Bob Hacking

Personal information
- Full name: Robert Edward Hacking
- Date of birth: 30 March 1918
- Place of birth: Blackburn, England
- Date of death: 29 March 2001 (aged 82)
- Place of death: Hesketh Bank, England
- Position(s): Inside forward, wing half

Senior career*
- Years: Team / Apps / (Gls)
- 1942–1945: Blackburn Rovers / 0 / (0)
- 1945–1947: Luton Town / 1 / (0)
- 1947–1948: Brighton & Hove Albion / 17 / (2)
- 1948–1954: Southport / 181 / (6)
- 1954–195?: Lancaster City

= Bob Hacking =

English footballer

Robert Edward Hacking (30 March 1918 – 29 March 2001) was an English professional footballer who made nearly 200 appearances in the Football League playing as an inside forward or wing half for Luton Town, Brighton & Hove Albion and Southport.

==Life and career==
Hacking was born in 1918 in Blackburn, Lancashire, and attended Blackburn Technical School.
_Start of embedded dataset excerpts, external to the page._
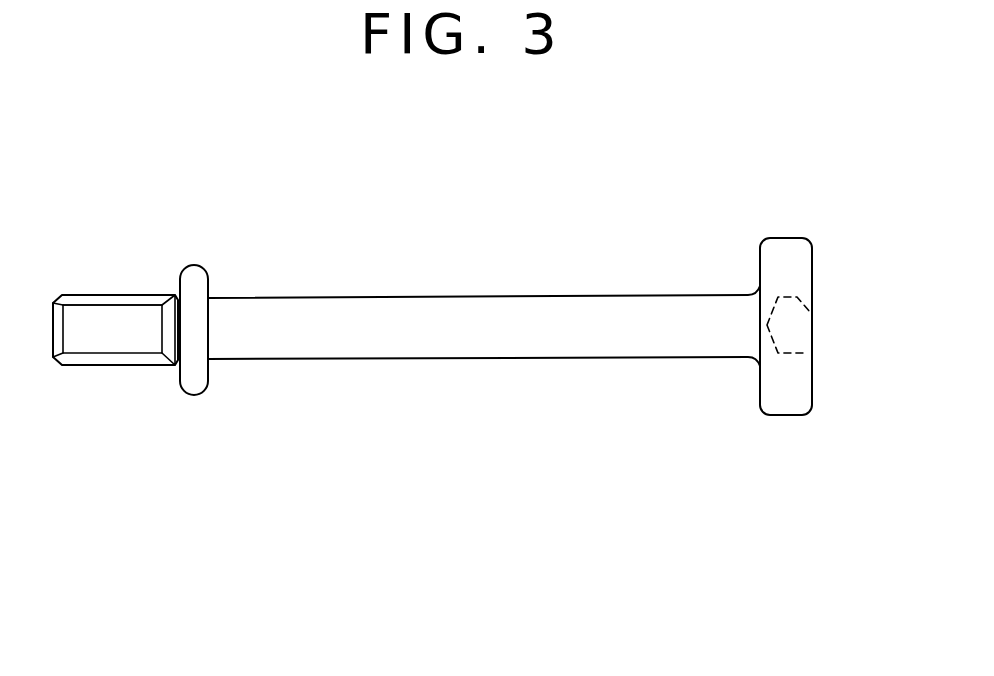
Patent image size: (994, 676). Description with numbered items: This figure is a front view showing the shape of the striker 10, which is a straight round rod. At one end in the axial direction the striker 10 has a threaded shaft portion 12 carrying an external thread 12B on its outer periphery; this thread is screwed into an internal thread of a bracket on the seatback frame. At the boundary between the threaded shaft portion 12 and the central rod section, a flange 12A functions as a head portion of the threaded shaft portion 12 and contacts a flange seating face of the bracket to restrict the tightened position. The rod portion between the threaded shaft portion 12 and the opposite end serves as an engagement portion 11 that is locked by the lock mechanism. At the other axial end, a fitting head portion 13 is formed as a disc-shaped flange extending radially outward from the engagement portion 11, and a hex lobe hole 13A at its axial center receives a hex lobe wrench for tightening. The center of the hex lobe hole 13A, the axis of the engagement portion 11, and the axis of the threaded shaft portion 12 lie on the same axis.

The striker 10 is at (277, 240).
The engagement portion 11 is at (516, 318).
The threaded shaft portion 12 is at (90, 325).
The flange 12A is at (193, 290).
The external thread 12B is at (128, 302).
The fitting head portion 13 is at (787, 255).
The hex lobe hole 13A is at (813, 315).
He served in the Royal Air Force during the Second World War, and played for its football team as well as for Blackburn Rovers (1942–1945) and Luton Town. Hacking made his Football League debut for Luton in the Second Division in the first postwar season. He moved on to Brighton & Hove Albion of the Third Division South in August 1947 for a £500 fee, and played regularly in the first half of the season before falling out of favour with incoming manager Don Welsh. In August 1948, Hacking returned to his native Lancashire with Southport, where he remained for six seasons and played 181 matches in the Third Division North. He finished his playing career in non-league football with Lancaster City, and then became a market gardener. Hacking died in 2001 in Hesketh Bank at the age of 82.